Wading through the water at the Litzsinger Road Ecology Center in Ladue, only a few miles from the MICDS campus, offers a glimpse of what our neighborhood looked like millions of years ago. Second and third-grade students have recently completed field trips to the 34-acre center with Laura Pupillo, Lower School Science Teacher. Students have been studying fossils and continental drift, learning what past life looked like in Missouri, and discovering how Missouri used to be located closer to the equator. “It’s one thing to read about something in a book or hold a fossil in your hand in a class lab, but to actually go out into the field and see that these things exist in a place—and find it where it belongs in that place—can tell you a lot about the history of the earth,” Pupillo explained.

The ecology site, located at 9711 Litzsinger Road, isn’t simply a great resource because of its convenient location, it offers a wealth of opportunities for scientific study. “Litzsinger is just a great spot for finding fossils—every other rock has a fossil in it,” said Pupillo. “To pick up a rock that’s older than a dinosaur is pretty incredible.”

Third graders spent time in the urban stream that runs through the center’s property, studying the watershed and the macroinvertebrates that live there. Students discovered crayfish, water scorpions, mayflies, aquatic worms, and roly-polies. The experience served as a foundation for the Stream Team exercise that students will undertake with Pupillo as fourth graders. “There’s so much to learn from doing it here at school and doing it there (at Litzsinger) and comparing the two, because every watershed is different,” she said.

Second graders visited the ecology center on their first field trip as MICDS students. While there, they completed a nature scavenger hunt, learned how the biodiversity of plants and animals creates a balanced ecosystem, and participated in maintaining that balance by collecting more than a pound of plastic, glass, and garbage from the center’s waterway.
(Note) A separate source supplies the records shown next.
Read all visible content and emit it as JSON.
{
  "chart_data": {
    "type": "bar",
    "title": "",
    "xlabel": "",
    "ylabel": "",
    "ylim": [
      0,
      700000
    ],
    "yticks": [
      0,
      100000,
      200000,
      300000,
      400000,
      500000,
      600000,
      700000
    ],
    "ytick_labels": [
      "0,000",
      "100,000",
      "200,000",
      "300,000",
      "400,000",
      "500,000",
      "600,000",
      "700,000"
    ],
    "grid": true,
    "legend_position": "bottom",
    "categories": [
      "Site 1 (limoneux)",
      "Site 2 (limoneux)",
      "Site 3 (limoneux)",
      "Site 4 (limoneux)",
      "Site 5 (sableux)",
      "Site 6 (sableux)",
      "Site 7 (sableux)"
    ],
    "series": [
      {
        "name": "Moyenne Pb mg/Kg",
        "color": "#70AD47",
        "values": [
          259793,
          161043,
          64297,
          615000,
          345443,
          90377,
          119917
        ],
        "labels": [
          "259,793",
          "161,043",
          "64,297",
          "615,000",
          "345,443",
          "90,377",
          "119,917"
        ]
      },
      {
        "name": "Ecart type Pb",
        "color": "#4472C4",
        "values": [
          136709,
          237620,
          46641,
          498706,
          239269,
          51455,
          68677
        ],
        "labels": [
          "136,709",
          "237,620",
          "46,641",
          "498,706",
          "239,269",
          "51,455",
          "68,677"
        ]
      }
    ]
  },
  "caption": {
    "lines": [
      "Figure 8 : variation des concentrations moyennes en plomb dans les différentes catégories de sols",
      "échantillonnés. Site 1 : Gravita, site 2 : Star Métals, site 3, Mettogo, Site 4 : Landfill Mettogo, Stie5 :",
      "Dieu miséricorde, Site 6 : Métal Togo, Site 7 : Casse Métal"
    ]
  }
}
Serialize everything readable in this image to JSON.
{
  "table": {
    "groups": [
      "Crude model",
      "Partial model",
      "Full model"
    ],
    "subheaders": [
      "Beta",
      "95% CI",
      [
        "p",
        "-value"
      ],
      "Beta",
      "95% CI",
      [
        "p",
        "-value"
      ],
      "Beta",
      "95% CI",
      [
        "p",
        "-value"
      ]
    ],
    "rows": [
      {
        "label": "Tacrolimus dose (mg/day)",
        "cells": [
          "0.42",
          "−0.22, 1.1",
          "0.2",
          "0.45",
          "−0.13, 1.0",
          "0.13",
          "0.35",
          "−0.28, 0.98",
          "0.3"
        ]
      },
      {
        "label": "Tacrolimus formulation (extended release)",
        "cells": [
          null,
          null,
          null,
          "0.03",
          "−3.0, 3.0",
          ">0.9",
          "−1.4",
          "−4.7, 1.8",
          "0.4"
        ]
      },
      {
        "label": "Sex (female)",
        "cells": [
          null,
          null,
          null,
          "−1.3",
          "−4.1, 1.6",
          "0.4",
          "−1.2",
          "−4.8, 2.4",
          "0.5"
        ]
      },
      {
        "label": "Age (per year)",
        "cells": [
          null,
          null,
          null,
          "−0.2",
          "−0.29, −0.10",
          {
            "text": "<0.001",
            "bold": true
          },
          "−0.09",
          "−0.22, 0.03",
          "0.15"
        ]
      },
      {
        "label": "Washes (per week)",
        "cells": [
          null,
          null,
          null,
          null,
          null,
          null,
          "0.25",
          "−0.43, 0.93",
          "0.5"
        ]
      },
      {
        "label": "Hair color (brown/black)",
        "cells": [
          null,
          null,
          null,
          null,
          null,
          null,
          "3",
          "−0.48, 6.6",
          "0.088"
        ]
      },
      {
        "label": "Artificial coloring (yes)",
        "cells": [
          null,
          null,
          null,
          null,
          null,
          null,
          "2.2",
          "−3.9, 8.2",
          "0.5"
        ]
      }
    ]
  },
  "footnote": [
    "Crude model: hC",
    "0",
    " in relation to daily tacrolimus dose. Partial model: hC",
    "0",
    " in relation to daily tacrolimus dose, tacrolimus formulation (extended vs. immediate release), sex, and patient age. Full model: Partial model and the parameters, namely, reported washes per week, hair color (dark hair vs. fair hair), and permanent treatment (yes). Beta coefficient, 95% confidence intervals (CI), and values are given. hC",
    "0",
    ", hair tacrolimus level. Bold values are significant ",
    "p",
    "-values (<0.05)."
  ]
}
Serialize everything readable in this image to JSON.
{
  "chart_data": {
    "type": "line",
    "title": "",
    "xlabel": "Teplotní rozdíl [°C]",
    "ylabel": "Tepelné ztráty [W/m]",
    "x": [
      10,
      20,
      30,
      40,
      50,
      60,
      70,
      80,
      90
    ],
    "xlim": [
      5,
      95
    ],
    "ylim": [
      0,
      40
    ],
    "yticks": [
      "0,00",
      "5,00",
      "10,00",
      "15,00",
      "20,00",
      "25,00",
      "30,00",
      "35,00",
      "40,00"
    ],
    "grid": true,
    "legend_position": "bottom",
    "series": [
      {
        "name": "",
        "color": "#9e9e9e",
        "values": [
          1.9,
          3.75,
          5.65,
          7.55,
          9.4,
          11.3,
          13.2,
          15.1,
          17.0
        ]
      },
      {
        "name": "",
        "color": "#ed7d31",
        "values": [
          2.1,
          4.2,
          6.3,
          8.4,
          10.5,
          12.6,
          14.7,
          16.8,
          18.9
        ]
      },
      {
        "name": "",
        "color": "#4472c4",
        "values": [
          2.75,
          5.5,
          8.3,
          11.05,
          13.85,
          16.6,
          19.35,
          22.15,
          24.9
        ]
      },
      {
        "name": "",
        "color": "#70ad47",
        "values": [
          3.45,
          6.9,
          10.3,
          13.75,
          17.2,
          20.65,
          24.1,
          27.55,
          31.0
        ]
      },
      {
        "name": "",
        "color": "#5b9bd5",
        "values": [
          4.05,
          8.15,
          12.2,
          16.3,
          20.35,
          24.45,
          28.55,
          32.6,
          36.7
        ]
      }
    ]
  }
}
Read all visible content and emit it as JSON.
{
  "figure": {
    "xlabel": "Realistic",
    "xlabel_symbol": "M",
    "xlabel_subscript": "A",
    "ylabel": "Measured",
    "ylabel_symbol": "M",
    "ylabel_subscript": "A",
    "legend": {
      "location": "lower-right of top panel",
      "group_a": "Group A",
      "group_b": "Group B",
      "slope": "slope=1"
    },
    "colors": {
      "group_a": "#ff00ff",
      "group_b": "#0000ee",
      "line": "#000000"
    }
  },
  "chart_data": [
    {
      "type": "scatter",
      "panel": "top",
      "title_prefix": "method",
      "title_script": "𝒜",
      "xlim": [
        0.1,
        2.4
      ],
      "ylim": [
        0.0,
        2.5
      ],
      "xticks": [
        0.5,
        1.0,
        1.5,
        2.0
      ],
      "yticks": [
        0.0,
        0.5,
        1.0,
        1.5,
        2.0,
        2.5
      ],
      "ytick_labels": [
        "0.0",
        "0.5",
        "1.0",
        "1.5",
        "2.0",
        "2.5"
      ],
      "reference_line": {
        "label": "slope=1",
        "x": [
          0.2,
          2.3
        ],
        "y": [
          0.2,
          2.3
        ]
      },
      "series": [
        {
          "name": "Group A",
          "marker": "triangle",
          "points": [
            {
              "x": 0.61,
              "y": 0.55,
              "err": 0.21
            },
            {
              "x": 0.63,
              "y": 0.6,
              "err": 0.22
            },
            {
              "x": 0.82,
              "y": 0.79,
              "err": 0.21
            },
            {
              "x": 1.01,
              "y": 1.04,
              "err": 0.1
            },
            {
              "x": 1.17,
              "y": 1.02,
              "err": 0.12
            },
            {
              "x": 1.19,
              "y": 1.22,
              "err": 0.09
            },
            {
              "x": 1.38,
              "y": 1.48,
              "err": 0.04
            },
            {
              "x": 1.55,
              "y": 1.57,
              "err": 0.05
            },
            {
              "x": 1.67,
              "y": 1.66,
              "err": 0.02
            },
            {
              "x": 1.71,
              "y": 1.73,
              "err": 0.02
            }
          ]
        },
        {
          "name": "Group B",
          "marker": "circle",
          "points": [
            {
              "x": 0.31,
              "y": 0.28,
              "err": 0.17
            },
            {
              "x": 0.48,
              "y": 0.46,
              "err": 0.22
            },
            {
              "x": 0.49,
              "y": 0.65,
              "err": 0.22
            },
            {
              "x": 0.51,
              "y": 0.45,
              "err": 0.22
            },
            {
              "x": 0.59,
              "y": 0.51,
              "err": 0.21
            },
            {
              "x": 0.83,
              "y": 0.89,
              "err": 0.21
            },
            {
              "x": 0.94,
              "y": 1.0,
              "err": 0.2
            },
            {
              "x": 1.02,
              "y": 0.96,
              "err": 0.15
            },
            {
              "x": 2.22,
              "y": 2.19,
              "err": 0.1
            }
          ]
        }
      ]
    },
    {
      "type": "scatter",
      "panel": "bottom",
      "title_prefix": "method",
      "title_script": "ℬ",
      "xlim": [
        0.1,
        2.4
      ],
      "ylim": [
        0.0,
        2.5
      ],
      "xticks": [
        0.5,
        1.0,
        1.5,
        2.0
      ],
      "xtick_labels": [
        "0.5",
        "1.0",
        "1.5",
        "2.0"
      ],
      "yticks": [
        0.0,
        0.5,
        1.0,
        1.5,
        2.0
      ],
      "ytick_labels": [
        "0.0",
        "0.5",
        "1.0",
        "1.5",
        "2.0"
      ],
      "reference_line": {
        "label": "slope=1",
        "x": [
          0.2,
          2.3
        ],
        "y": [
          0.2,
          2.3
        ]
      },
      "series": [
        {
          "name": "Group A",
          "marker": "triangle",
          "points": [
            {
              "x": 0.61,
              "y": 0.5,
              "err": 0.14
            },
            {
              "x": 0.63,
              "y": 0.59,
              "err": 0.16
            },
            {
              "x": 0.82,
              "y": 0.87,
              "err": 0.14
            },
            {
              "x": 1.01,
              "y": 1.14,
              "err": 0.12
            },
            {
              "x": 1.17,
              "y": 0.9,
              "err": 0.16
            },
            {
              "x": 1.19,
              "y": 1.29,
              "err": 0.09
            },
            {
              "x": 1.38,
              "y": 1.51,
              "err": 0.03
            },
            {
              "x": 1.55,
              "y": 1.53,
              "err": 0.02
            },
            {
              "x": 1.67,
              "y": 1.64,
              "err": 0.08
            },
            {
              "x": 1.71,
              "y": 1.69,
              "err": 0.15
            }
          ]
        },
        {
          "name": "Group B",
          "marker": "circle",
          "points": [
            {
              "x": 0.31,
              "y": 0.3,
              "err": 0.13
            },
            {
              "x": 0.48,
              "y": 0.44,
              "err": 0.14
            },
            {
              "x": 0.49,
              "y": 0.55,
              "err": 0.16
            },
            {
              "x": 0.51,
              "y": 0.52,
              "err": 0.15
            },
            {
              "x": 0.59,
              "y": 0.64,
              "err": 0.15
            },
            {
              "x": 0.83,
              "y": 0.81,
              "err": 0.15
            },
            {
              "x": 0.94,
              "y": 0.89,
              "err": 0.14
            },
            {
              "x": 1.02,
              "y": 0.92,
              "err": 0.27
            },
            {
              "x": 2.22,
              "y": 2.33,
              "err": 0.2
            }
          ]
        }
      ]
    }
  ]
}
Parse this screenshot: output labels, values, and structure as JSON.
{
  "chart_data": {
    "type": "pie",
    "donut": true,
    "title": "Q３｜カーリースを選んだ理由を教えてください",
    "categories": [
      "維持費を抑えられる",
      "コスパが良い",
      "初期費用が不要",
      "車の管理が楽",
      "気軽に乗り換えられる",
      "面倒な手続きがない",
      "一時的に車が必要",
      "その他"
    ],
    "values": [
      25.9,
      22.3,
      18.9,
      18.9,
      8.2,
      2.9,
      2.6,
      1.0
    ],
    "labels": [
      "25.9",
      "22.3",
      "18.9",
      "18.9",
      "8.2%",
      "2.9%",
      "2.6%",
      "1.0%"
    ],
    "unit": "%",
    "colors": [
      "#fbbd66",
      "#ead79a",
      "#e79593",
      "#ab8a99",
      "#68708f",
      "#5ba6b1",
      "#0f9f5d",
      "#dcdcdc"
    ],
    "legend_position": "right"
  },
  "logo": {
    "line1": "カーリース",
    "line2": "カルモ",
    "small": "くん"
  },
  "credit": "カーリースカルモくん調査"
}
Pupillo appreciates the wonderful opportunity the Litzsinger Road Ecology Center provides for study and discovery. “Litzsinger is a really special place that has all these native woodlands and prairies, and you wouldn’t even know it’s there,” she said. “It shows the possibility that any place can be like that if we decide that we want to dedicate a little bit of land—even a backyard.”

Second-grade students will visit the Litzsinger Road Ecology site every spring. Third graders will visit in the spring and fall while fourth graders, in addition to their Shaw Nature Preserve field trip and Stream Team exercise, will visit every fall. What a wonderful, hands-on learning setting to bring these lessons in science to life!